Besonders traurig sei es für Familie Grahl. „Hier fährt der Bus direkt vor der Haustür ab, aber Lani darf nicht einsteigen, wenn ihre Eltern die Fahrt nicht selbst zahlen. Auch in diesem Fall argumentiert der Landkreis mit der nicht erreichten Mindestlänge. Statt der nötigen 4 seien es bei Familie Grahl ebenfalls nur 3,9 Kilometer. „Wenn Lani aber jetzt zu Fuß gehen soll, dann ist sie schon kaputt, wenn sie in der Schule ankommt“, sagt ihre Mutter. Denn die Schultasche der Sechstklässlerin sei ohnehin schon viel zu schwer. „Wir haben ein ganz leichtes Modell, doch der Inhalt lässt sich nicht reduzieren“, schiebt Uta Grahl hinterher.

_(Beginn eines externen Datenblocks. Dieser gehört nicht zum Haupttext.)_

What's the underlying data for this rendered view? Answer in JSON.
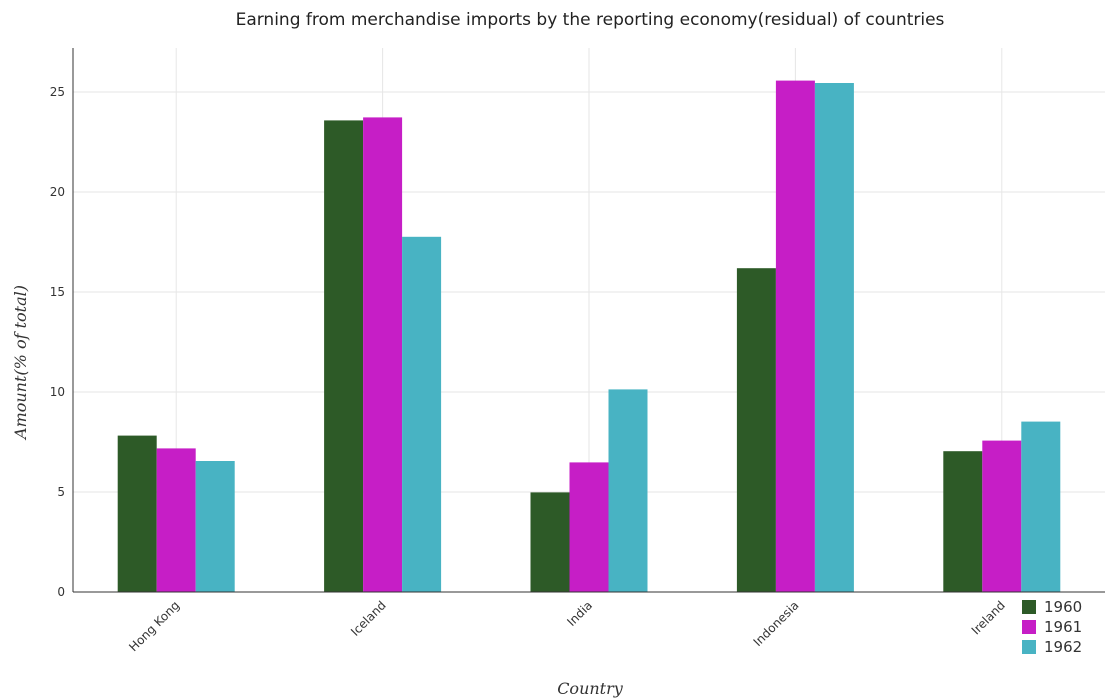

Die Mütter fragen sich, warum jetzt – fünf Jahre nach dem Kreistagsbeschluss – plötzliche die Aufforderungen ins Haus flattern.

Andreas Bonin, Sprecher des Landkreises, erklärt: „Es handelt sich hier um Versäumnisse aus Altkreis-Zeiten, die jetzt geheilt werden müssen. Es wurde eine Ungleichbehandlung gegenüber den anderen Schülern der Sekundarstufe   festgestellt und muss unter Berücksichtigung des Gleichbehandlungsgesetzes  korrigiert werden.“  Den Unmut der Plater Mütter kann Bonin verstehen, doch es sei Aufgabe der Verwaltung, die Sachverhalte zu prüfen und entsprechende Vorgaben umzusetzen. Immerhin habe der Kreistag diese Abstandsregelung so beschlossen.

Einmal haben die betroffenen Familien schon Widerspruch eingelegt. „Es  kam aber  wieder eine Ablehnung. Bei weiteren Widersprüchen   droht der Kreis uns  damit, dass wir  weitere anfallende  Kosten  des Verfahrens  tragen  müssten“, sagt Dana Joswig. Sie ist ein wenig ratlos. Aber einfach aufgeben, dass wollen die Plater Mütter auch nicht.  Eine letzte Chance gäbe es noch: Die Kreistagsabgeordneten mit dem Problem direkt zu konfrontieren.